What would have made more sense, and been just as ironic, would be if the machines were using the people in the vats as information processing units, taking advantage of our brains having evolved to recognize patterns even in incomplete data. That's a difficult thing to simulate in a computer, it would explain why the machines needed to maintain (and constantly modify) such a computationally expensive illusion, and there could be endless fun building analogies between what is happening in the real war and how the machines represent it in the Matrix.

Machine vulnerabilities could be mapped to problems facing the vat people in their eternal dreams. Hackers messing with the Matrix model could subvert the machine strategies, perhaps by making the machines overlook their own vulnerabilities by taking the pain out of the vat people's simulated backaches...

Ah, but that would have involved trusting the audience to understand a subtlety or two; I'd almost be willing to bet that something along those lines was in the original plot, but when it got Hollywood-ized some producer lost the nerve to do it that way. Maybe the same one who got all excited when the idea of tapping universal mythic structures partially penetrated, and felt compelled to throw in the utterly unnecessary and deeply boring prophecy subplot.

I should give style points, I suppose, for the powerful oracle being portrayed as a frumpy middle-aged housewife, but hell, style is the one thing these movies do have in abundance. In the Matrix everybody's obliged to wear designer sunglasses and fetishistic leather coats, and there's always a lovely shine on the rain of brass casings that fall from the guns which can't actually hit anyone if their choreography skilz are strong enough to overpower the local physics simulation. Be sure to pinwheel across the open space, and don't forget to hover for a second before that big kick! Fashions are pretty sizzlin' in Zion too, and great care is taken with the presentation of the huge variety of tasty treats our heroes are presented with there. It's downright odd how it's only on board the ships everyone wears threadbare rags and eats undifferentiated gruel.

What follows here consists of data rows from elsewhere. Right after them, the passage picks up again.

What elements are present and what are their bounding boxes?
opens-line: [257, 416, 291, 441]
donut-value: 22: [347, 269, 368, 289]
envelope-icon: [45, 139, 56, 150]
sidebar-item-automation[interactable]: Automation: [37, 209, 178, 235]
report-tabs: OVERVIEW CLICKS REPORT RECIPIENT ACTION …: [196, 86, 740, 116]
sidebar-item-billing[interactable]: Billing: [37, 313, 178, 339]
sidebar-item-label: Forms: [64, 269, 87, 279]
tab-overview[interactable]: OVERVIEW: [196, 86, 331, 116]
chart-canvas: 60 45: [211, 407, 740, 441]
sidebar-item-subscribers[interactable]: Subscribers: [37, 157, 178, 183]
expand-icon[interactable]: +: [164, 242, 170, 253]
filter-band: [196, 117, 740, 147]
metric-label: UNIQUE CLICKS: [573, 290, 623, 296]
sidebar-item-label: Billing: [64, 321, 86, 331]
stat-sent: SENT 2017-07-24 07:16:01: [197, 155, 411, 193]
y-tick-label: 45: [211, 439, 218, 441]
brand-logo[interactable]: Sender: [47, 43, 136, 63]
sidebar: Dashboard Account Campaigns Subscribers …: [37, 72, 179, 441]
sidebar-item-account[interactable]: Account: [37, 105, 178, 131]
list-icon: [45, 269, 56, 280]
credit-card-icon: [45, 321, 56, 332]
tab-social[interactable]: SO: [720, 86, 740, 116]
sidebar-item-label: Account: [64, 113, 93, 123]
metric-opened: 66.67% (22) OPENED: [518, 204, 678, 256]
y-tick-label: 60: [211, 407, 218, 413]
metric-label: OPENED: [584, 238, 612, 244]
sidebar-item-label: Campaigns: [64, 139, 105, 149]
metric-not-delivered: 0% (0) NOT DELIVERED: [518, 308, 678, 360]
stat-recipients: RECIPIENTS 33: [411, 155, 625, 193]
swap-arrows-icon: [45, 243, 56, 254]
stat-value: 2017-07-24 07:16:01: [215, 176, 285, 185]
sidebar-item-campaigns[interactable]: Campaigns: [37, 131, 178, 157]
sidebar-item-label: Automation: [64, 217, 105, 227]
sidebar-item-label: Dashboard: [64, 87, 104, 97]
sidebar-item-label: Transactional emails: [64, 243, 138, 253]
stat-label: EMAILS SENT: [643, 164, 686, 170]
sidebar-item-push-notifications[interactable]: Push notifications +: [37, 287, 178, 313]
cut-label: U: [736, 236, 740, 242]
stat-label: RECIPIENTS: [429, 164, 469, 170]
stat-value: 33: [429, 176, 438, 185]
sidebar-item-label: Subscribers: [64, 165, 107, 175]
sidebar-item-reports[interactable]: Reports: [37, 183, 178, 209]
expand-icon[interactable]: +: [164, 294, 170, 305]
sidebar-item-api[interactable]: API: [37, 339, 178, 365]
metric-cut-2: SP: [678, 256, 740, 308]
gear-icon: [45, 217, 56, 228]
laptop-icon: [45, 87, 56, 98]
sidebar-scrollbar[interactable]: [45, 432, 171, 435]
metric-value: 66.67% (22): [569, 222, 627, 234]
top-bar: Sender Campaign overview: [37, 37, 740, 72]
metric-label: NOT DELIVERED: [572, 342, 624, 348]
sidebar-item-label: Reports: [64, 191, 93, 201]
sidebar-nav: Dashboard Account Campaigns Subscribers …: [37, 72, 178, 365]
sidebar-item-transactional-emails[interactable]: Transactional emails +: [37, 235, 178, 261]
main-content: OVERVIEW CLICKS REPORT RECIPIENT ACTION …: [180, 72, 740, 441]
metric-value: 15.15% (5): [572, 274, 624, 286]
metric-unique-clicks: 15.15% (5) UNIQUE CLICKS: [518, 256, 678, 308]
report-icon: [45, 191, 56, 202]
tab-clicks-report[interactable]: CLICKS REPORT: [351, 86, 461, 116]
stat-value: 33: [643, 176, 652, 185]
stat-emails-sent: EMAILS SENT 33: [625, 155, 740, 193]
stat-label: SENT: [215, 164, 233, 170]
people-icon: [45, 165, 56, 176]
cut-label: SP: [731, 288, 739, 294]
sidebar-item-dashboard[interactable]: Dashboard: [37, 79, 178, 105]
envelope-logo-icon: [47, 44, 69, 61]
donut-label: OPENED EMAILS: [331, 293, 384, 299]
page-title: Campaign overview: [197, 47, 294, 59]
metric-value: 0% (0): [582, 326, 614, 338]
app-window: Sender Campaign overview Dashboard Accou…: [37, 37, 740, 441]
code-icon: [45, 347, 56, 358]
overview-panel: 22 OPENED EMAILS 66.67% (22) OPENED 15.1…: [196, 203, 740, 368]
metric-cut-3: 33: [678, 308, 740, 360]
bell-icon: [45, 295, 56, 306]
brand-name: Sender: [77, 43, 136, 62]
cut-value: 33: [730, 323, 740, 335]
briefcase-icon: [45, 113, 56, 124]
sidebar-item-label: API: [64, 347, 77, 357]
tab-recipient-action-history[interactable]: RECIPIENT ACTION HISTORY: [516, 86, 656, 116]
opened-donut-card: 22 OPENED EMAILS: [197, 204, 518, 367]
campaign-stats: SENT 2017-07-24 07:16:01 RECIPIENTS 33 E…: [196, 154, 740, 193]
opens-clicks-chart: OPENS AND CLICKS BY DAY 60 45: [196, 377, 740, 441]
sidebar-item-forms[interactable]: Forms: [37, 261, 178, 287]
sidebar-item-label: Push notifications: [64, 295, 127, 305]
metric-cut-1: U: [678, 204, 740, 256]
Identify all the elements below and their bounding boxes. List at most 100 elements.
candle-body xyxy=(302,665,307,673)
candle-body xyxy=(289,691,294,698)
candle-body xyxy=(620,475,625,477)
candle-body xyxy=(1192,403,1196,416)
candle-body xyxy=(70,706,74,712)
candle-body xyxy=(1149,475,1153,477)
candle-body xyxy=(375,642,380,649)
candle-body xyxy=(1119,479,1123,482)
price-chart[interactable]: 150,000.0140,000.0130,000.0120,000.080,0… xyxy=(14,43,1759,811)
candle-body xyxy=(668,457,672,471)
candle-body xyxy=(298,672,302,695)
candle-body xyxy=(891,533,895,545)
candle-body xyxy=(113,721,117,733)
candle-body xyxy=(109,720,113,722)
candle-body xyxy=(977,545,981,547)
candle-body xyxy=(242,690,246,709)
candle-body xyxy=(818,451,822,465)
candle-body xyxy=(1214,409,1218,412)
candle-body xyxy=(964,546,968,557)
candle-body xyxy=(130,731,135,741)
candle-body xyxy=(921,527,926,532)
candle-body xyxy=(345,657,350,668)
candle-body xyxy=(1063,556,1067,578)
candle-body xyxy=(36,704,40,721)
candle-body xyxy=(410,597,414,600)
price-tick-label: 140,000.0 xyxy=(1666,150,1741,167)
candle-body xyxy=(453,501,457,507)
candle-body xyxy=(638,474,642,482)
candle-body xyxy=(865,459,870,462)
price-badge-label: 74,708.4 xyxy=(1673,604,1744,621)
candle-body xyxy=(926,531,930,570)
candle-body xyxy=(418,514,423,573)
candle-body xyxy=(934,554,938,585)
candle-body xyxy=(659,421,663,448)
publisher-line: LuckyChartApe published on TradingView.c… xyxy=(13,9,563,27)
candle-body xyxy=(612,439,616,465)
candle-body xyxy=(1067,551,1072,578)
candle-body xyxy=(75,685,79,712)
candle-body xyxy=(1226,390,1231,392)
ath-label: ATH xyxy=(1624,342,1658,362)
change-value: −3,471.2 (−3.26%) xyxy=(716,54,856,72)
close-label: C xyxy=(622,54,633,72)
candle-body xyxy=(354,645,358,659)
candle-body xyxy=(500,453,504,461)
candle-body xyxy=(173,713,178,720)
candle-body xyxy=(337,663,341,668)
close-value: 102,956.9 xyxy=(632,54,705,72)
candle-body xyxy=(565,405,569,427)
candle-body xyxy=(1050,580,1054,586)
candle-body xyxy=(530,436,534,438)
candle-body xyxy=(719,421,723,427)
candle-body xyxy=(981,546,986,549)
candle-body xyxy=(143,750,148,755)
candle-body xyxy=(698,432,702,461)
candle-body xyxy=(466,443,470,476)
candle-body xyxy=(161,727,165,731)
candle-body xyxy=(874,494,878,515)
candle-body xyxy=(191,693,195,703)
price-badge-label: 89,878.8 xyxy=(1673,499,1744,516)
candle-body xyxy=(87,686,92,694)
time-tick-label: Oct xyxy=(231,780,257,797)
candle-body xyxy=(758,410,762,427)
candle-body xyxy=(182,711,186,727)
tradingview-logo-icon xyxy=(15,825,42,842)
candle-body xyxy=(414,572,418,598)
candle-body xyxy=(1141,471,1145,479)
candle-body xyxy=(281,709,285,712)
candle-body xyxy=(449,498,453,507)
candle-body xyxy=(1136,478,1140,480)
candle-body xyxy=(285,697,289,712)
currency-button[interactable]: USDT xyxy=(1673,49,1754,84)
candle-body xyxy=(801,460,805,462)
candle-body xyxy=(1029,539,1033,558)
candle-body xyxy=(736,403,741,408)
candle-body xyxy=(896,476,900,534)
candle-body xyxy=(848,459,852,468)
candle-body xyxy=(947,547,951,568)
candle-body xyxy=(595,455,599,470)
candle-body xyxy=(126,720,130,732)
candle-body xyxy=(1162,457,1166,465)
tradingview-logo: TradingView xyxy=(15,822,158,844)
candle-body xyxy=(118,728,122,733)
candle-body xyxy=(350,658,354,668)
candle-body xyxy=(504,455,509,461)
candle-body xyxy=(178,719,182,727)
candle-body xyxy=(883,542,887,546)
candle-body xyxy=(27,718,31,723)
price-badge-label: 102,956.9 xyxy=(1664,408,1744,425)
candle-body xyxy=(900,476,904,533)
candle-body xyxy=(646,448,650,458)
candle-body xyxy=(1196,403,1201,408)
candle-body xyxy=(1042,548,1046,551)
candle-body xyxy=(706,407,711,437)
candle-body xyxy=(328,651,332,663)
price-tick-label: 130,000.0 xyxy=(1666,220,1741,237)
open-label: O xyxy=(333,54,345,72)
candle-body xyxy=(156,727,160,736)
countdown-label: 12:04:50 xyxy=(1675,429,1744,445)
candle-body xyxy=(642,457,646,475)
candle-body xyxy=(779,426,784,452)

I suppose in the end that's what so deeply disappoints me about this series of movies, and about the love my fellow technogeeks shower on it; it's the unworthy veneration of style over substance, and of emotion over reason, and the way my techie brothers and sisters eat that sad and threadbare techno-woo crap up as avidly as they do, just as long as you dress it up a bit. I always hope for a bit more skepticism; I don't know why, I so rarely get it. I just want the fanboys to wonder for a moment why the software program Agent Smith has such intense emotions. (Is it a simulation routine gone bad?)

At least they mostly do know it's fiction, unlike the morons who read that "Left Behind" shite.

And there goes the end of the movie, with the Oracle responding to the the Last Exile Child:

"Did you always know?"
"No, no I didn't. But I believed."

Oh, yeah, chalk one up for foundationless belief, that's a good moral for the story. Much better than "No, but great ends require taking great risks" or something like that. Ow.

Great, now I have a backache and a headache. I definitely require a reboot, if I can get my futon unfurled without deeper injury.